ルドルフ | ナノ



キチンと訓練すりゃあ、危険な事はないが…サメラ、お前はどんなことをしたい?と話を振られてサメラは首を傾げた。

「サメラはチビ…」

口数少ない長身の男が言い放つのをサメラは聞き逃していなく、サメラは頬を膨らませ、長身の男の前で飛び男の頭を勢いよく叩いた。

「って…サメラ。」

チビ。って言ったことに謝れとサメラは目線で訴えたが聞き入れられず、睨み合いが続く。

「サメラは、身が軽いのな。それだけ軽かったら婆様の薬の元も楽々だなっ」

いつも婆様に頼まれ薬草を積む彼らがそういった。いや、俺も崖っぷちとか毎回怖くてな。

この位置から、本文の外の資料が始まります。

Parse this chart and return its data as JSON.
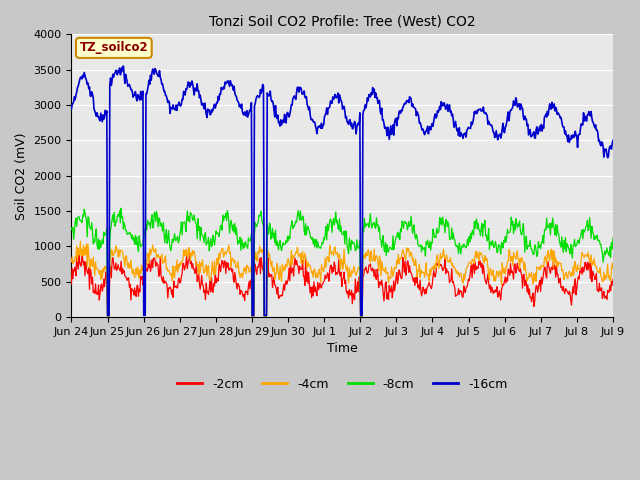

と尻すぼみに消えゆく言葉を聞いてサメラはふむと頷いた。

「とりあえず周りからは、かじる程度の基礎を。んで俺とは軽業と必須戦闘のの勉強な。」
「団長?」
「大丈夫だーって、ここがどこだか解ってんだろ?」

そこに戦いがある限り、俺達のキャラバンがあるんだぜ?先頭であり戦闘集団の名をどこにも譲るつもりはねぇぜ?

団長がニヤリと笑いサメラの手を引く。その笑みを見てサメラはなんとなく引っかかったが、そんな笑みの意味もかなり先の未来に知るのである。

そうしてまたサメラは大きくなる。
生きるための戦いを覚え、生活のために仕事を覚え料理も覚え。サメラはまた一つ年を重ね、成長する。

「サメラ。」

団長に呼ばれ、サメラは団長に駆け寄る。キョトンとした表情を浮かべて首を傾げた。

「おまえが育った町…だったかな。そこの近くを通るんだが、一端寄ってくか?」

そんな言葉の端に浮かぶお母さんの姿。優しい笑顔で、おかえりと言って抱きしめてくれた。

「…」
「まぁ行くも行かないもお前次第だがな。」

頭を撫でられて、ゆっくり気持ちの準備して考えろ。と諭されサメラの中で、色々な感情が巡った。
飼い主はお母さんまでもサメラが殺した。と言った。世界をぐるぐる回っても、森を焼いた。だなんて、飼い主しか言ってなかった。

選択肢を与えられたがサメラが選ぶ道はもう決まっていた。
会いに行く道。それだけだ。
いろんな期待を胸に納め、サメラはただ母ティンクトゥラに会えるのを楽しみに、心待ちにしていたのであった。